Samedi 23 novembre :
ARNAUD LE GOUEFFLEC / MOCKE / CLAIRE GRUPALLO / ANTOINE MESAJER
Concert // La PAM – en cours de confirmation (19h00)
« Comme Kafka », le nouvel album d’Arnaud Le Gouëfflec, réunit le guitariste et compositeur Mocke (Midget, Holden…), la chanteuse Claire Grupallo, déjà repérée chez Bacchantes ou Sieur et Dame, et Thomas Poli, à la production et à l’électronique. Le résultat ? 9 chansons kafkaïennes, pétries d’humour, d’étrangeté, entre comptines, chanson française, easy listening, dub, ou même jazz, dans un seul but : brosser des petits drames existentiels, où s’entend une détresse bien tempérée, celle que l’humour permet de mettre joliment à distance. Sur scène, Arnaud, Mocke et Claire seront accompagnés d’Antoine Mesajer, déjà repéré sous le nom de Monolithe Noir.

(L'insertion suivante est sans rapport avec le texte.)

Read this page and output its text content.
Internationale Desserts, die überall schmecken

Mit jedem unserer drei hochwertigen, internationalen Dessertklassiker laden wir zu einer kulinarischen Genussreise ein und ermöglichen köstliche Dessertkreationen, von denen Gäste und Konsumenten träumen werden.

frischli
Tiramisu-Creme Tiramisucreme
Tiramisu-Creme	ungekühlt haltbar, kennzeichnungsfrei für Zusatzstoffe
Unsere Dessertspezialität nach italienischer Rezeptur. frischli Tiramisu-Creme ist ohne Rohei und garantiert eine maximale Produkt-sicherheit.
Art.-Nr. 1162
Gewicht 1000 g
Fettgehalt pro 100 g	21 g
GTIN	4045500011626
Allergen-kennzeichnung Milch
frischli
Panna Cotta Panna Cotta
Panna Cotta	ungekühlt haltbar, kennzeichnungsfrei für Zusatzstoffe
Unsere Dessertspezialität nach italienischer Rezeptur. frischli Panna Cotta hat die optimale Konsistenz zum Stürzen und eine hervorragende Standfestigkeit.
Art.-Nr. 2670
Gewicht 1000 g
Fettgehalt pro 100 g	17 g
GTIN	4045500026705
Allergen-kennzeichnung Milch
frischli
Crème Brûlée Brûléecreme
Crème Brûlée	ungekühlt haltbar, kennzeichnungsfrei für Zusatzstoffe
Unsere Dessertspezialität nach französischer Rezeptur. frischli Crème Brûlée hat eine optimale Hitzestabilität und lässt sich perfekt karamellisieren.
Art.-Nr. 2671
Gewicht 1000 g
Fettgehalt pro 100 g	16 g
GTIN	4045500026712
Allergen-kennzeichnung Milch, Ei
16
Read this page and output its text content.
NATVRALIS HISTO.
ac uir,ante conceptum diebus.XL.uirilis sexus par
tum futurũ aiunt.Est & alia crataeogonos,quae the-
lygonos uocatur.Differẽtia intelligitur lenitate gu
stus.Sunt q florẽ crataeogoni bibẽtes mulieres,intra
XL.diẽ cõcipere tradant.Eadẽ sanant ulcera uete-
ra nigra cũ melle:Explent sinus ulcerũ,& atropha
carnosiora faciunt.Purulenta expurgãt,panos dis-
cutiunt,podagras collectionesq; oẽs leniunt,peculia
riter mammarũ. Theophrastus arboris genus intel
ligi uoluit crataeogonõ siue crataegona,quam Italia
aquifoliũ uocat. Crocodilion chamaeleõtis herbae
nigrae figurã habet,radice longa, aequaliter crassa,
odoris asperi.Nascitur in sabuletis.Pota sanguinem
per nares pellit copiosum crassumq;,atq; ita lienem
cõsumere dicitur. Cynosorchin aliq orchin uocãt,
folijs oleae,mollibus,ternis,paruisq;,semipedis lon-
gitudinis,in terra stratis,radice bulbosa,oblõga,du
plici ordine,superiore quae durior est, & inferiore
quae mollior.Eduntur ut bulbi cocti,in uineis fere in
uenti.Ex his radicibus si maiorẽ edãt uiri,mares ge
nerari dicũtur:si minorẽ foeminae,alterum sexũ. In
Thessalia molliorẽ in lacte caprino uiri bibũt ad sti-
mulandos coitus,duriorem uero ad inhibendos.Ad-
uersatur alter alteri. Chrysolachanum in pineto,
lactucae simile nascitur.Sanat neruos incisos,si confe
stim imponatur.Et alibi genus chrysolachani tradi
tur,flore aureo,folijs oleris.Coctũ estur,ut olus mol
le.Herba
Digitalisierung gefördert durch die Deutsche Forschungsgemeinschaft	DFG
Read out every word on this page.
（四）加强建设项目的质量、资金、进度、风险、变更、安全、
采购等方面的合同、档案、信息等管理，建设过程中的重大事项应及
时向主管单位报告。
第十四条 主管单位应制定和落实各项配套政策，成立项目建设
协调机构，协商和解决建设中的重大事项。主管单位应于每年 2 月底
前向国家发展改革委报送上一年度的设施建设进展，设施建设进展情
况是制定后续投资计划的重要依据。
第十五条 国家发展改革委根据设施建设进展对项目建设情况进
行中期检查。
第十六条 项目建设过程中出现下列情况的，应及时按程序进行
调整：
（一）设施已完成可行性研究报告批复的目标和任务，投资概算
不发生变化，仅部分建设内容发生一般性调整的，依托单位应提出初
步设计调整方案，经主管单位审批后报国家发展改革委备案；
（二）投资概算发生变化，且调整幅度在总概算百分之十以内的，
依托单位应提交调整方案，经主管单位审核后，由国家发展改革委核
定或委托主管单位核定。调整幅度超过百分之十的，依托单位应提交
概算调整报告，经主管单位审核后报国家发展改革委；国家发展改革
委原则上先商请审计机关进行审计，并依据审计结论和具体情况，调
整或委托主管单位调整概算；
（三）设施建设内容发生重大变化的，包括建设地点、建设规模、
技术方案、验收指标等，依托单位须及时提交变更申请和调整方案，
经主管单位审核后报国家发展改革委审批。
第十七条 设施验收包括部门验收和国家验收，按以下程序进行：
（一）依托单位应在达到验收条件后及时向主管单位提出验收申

LES TETINES NOIRES//MUTTERLEIN//EAT-GIRLS//CASIOMAHA//Bad Seeds Didier Set
Concerts // La Carène (20h30)
LES TÉTINES NOIRES (FR)
Groupe Culte fondé dans les années 80 par le Comte d’Eldorado, et Goliam, alors âgés de 13 ans, Les Tétines Noires affiche une éternelle et scandaleuse jeunesse. Baptisés par les méchantes fées marraines du Batcave-rock, ils se dopent au sucre du glamour, à l’arty, parfois même au psyché. Signés sur Boucherie Productions, ils défraient la chronique, et se produisent dans des décors surréalistes, avec os géants, brouettes suspendues, poupées maléfiques et déguisements d’animaux. Cultivant une longévité draculesque qui fait frémir, désormais accompagnés de l’artiste Eric Madeleine aka Made In Eric, en « Corps Objet Pied de Micro » (sic), ils doublent leur rock dadaïste d’industriel noise et d’électronique maléfique, dans les vapeurs d’encens d’un cabaret lynchien.
MÜTTERLEIN (FR)
Mütterlein est le projet solo de la compositrice et multi-instrumentiste Marion Leclercq (ex Overmars). Son objectif ? Trouver, comme dirait Ray Bradbury, « un remède à la mélancolie » et à son soleil noir : 50 nuances de ténèbres, un gouffre d’où monte une voix écorchée, à la fois hurlement et incantation. Descendre bas, métaphoriquement et physiquement, voici la ligne directrice. Une expérience physique et sensorielle, quand les basses fréquences nous emportent vers les abysses.
EAT-GIRLS (FR)
Eat-girls c’est un trio qui fabrique minutieusement, dans le secret de son appartement, une musique entre pop, post-punk, minimal synth, kraut, dub,…et dont la destination est imprévisible : chaque note semble improvisée, chaque rythme est une surprise. Leurs chansons déroulent un fil intuitif et, comme dans un rêve, peignent des formes qui nous restent en tête. Sur scène, Amélie, Elisa et Maxence utilisent leurs trois voix, une basse, une guitare, des synthétiseurs, un ordinateur et une foule de petits objets.
CASIOMAHA (FR)
Mahawatchi & Casiowatcha se connaissent depuis longtemps. Ils composent à partir de vieux synthés cheap des années 80 (Yamaha, Casio, Kawasaki, Bontempi, Kawai, Liwaco, Texas Instruments…). Sur scène, leurs costumes, conçus par la plasticienne Odette Picaud, mêlent des influences tribales et sacrées à leur musique pop-punk synthétique. Synth- Chaman-Wave.